Oxbow

Love That's Last (2006)

Jordan Rogowski

I really don't even know what to say on this one. Hydra Head has always seemingly made it a mission of theirs to both challenge and baffle any potential listener with the records put out from bands on their roster. Oxbow is certainly the rule and not the exception, and this collection of songs spanning their almost 20-year career exemplifies just that.
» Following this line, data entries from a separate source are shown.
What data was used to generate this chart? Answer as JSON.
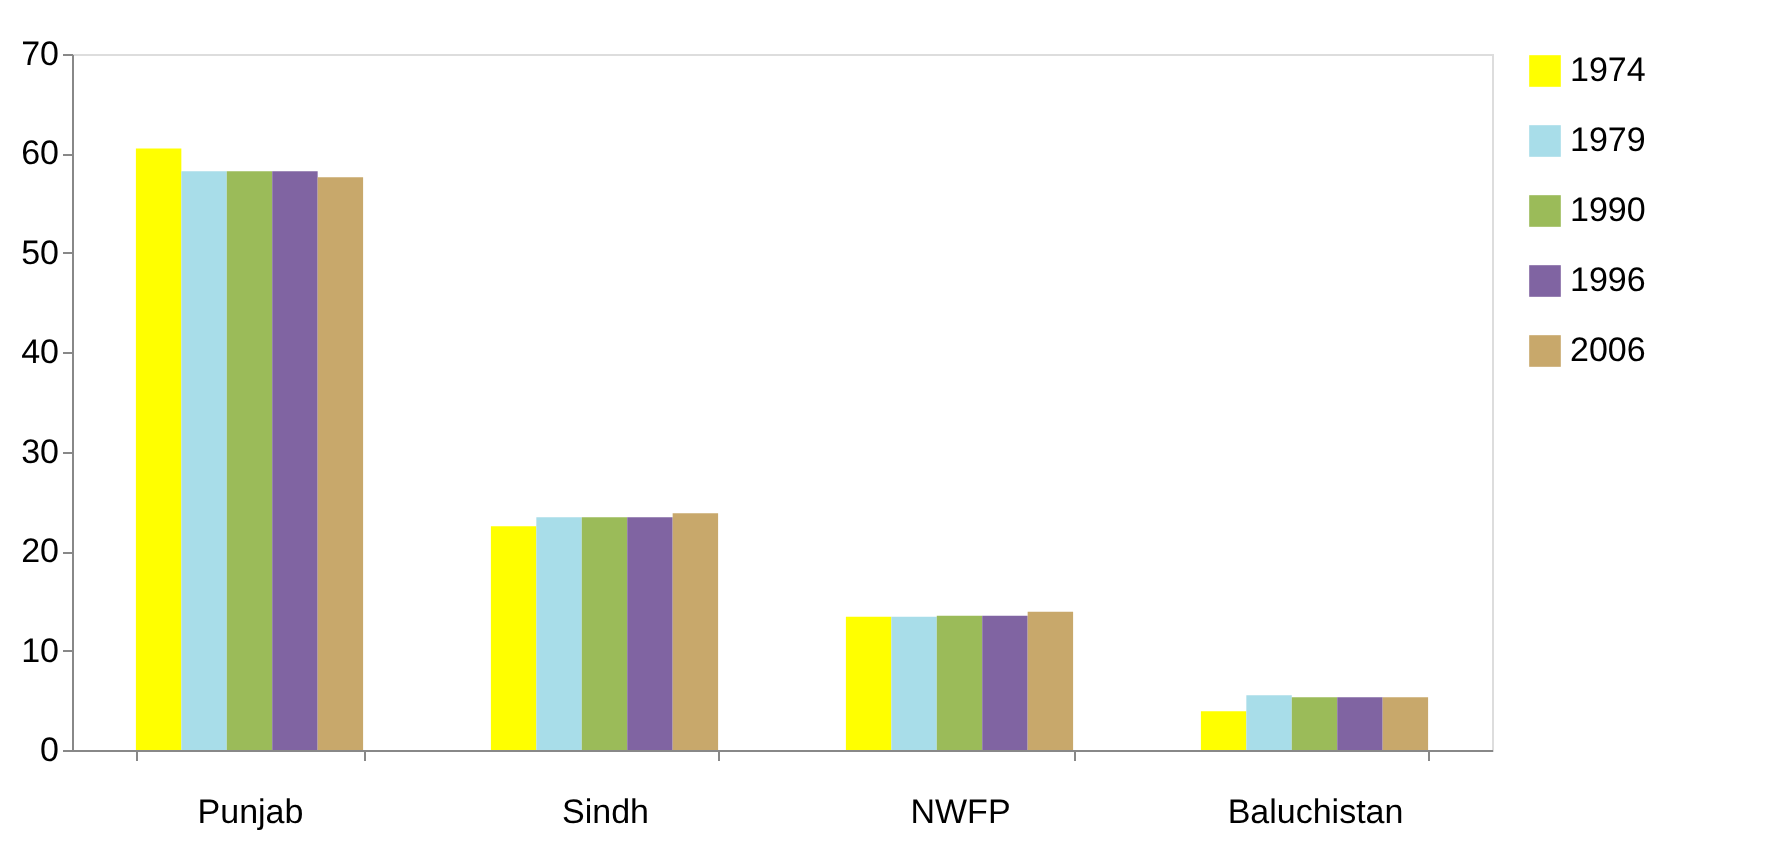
{
  "chart_data": {
    "type": "bar",
    "categories": [
      "Punjab",
      "Sindh",
      "NWFP",
      "Baluchistan"
    ],
    "series": [
      {
        "name": "1974",
        "color": "#ffff00",
        "values": [
          60.5,
          22.5,
          13.4,
          3.9
        ]
      },
      {
        "name": "1979",
        "color": "#a8dde9",
        "values": [
          58.2,
          23.4,
          13.4,
          5.5
        ]
      },
      {
        "name": "1990",
        "color": "#9bbb59",
        "values": [
          58.2,
          23.4,
          13.5,
          5.3
        ]
      },
      {
        "name": "1996",
        "color": "#8064a2",
        "values": [
          58.2,
          23.4,
          13.5,
          5.3
        ]
      },
      {
        "name": "2006",
        "color": "#c8a86b",
        "values": [
          57.6,
          23.8,
          13.9,
          5.3
        ]
      }
    ],
    "ylim": [
      0,
      70
    ],
    "yticks": [
      0,
      10,
      20,
      30,
      40,
      50,
      60,
      70
    ],
    "grid": false,
    "legend": "right"
  }
}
As much free-form psychedelia as anything, this infusion of rock, jazz, and noise is one that will undoubtedly challenge anyone choosing to listen for the 50 minutes that it plays for. The enemy here is convention, and they staunchly fight it with every absurd time signature, drawn out noise section, or slow-churning metal piece with what almost seem like spoken word vocals. It's so simultaneously scatterbrained and deliberate, that it's hard to really comprehend the songwriting process that went into some of these.
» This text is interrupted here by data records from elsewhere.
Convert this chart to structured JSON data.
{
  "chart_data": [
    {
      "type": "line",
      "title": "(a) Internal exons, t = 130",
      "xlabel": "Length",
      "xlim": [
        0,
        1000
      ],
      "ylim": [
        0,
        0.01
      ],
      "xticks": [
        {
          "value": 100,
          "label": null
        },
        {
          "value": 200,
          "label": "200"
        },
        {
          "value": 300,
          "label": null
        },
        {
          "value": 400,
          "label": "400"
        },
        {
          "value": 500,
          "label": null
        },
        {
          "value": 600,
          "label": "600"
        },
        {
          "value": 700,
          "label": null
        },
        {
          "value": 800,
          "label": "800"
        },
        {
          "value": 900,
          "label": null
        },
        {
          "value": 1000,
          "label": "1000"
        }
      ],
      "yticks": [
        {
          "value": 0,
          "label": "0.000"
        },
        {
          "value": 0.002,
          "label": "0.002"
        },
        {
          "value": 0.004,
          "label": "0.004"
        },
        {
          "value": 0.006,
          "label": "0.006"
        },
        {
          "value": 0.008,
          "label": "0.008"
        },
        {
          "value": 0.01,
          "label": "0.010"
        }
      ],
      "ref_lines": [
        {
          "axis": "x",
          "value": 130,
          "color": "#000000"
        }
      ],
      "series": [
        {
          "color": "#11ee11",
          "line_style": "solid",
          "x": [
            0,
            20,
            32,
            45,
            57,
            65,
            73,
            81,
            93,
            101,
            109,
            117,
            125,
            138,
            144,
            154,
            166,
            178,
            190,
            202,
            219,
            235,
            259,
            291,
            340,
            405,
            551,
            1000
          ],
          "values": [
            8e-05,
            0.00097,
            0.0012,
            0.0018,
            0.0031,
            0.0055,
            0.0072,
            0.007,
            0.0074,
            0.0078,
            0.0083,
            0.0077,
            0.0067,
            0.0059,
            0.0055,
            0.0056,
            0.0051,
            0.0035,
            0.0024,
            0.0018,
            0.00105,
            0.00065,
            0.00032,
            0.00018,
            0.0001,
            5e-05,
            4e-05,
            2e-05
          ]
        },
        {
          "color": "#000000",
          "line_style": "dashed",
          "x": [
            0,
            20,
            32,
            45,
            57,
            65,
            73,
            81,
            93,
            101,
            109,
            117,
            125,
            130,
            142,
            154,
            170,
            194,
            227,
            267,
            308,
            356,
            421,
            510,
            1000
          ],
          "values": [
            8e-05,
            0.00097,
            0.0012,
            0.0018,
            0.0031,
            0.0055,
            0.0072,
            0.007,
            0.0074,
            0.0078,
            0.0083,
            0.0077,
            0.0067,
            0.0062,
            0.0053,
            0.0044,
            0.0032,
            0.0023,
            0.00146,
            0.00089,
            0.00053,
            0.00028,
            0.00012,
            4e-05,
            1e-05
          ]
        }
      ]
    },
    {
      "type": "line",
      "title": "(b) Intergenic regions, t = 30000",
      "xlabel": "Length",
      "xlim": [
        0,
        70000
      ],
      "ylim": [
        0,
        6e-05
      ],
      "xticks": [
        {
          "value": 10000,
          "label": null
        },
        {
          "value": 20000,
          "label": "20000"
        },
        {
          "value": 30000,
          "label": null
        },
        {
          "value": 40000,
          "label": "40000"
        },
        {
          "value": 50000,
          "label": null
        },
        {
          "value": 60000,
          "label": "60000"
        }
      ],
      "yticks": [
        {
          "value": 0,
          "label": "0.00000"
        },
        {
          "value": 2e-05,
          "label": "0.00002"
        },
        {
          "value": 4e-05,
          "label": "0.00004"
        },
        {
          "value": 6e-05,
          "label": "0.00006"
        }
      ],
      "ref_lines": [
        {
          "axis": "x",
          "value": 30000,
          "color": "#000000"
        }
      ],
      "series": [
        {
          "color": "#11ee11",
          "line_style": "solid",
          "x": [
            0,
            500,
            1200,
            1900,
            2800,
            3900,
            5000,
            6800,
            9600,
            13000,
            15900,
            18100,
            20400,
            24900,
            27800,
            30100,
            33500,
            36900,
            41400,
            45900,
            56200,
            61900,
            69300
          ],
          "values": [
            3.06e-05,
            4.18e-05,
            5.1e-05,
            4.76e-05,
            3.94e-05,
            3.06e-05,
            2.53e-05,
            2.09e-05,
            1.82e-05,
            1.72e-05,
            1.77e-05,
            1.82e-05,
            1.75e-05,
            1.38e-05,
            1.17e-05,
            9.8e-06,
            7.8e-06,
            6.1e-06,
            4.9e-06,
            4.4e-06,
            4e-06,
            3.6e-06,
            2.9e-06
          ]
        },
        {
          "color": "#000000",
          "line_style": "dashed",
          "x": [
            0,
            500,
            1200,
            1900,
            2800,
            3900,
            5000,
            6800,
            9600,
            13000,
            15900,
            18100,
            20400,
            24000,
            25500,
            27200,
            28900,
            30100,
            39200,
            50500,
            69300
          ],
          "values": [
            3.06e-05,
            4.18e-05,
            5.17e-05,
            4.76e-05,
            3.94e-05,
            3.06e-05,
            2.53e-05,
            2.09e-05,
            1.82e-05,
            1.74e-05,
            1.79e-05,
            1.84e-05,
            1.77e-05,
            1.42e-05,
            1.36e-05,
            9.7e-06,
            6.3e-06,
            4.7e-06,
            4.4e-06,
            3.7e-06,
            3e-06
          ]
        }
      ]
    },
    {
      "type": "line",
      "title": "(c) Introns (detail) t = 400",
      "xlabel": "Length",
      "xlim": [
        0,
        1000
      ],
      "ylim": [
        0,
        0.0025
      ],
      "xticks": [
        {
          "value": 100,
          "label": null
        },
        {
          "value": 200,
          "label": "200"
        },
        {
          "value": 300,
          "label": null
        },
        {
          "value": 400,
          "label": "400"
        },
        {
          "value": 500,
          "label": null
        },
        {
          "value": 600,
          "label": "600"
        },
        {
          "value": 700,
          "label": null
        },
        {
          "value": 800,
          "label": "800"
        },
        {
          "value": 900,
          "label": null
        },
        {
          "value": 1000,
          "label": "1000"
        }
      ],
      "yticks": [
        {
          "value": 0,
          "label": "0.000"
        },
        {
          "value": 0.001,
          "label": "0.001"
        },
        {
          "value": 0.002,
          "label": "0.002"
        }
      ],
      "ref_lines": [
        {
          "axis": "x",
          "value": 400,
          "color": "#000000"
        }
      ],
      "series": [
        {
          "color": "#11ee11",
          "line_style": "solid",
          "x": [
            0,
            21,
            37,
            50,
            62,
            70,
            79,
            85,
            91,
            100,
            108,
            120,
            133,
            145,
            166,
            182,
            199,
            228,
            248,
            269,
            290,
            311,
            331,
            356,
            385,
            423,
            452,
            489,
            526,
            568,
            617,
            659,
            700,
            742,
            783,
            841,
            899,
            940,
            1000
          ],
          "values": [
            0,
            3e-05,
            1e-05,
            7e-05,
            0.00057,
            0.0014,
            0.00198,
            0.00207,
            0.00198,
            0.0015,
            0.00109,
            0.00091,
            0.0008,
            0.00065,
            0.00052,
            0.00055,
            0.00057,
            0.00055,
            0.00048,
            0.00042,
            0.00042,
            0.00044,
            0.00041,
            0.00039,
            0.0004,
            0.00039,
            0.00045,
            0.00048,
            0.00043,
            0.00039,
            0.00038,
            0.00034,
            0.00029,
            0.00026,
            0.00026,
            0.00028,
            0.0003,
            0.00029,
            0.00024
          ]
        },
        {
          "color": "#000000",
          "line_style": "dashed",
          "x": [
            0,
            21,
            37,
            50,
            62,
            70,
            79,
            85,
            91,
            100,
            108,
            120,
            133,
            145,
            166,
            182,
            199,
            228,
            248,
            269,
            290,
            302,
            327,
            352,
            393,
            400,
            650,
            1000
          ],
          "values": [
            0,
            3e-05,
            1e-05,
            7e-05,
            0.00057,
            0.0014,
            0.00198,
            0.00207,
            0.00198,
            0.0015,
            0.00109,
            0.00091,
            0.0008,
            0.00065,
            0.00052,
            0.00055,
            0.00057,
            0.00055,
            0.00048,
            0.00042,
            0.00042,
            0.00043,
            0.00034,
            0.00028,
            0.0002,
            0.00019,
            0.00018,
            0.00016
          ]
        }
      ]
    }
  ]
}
Take at first, "The Valley," beginning with the low, droning vocals and acoustic guitar combination that you would not expect to hear on an album like this. As it progresses, slowly albeit, a certain appreciation for the simple beauty is developed. The singer is no Johnny Cash, but there is an oddly compelling quality to his seemingly nonsensical musings. And it can't be called out of place, either, as this ‘album,' as mentioned before, is a collection of songs strewn together from various LP's and performances. The very next song offers a polar opposite from the previous one, as the acoustic guitar is replaced by deep grooves, thick fuzz and drone, and vocals that sound borderline inhuman. Not because they're loud and screechy, quite the opposite, but each word sounds like the last gasping breath of a man dying from a stab wound. An unsettling sound as you may find on an album, as you could imagine. The song doesn't seem to follow any particular direction, as most of these don't, instead letting that free-form psychedelic approach really take hold.

This combination of Sabbath-esque metal, psychedelic sounds, acoustic guitar, and wrenching "vocals" is one of the oddest concoctions of I've come across. I can't either pan or recommend this album, as it doesn't doesn't have any sort of real affect on me. As I mentioned, Hydra Head's been known to put out some weird releases, but they might have truly outdone themselves this time around.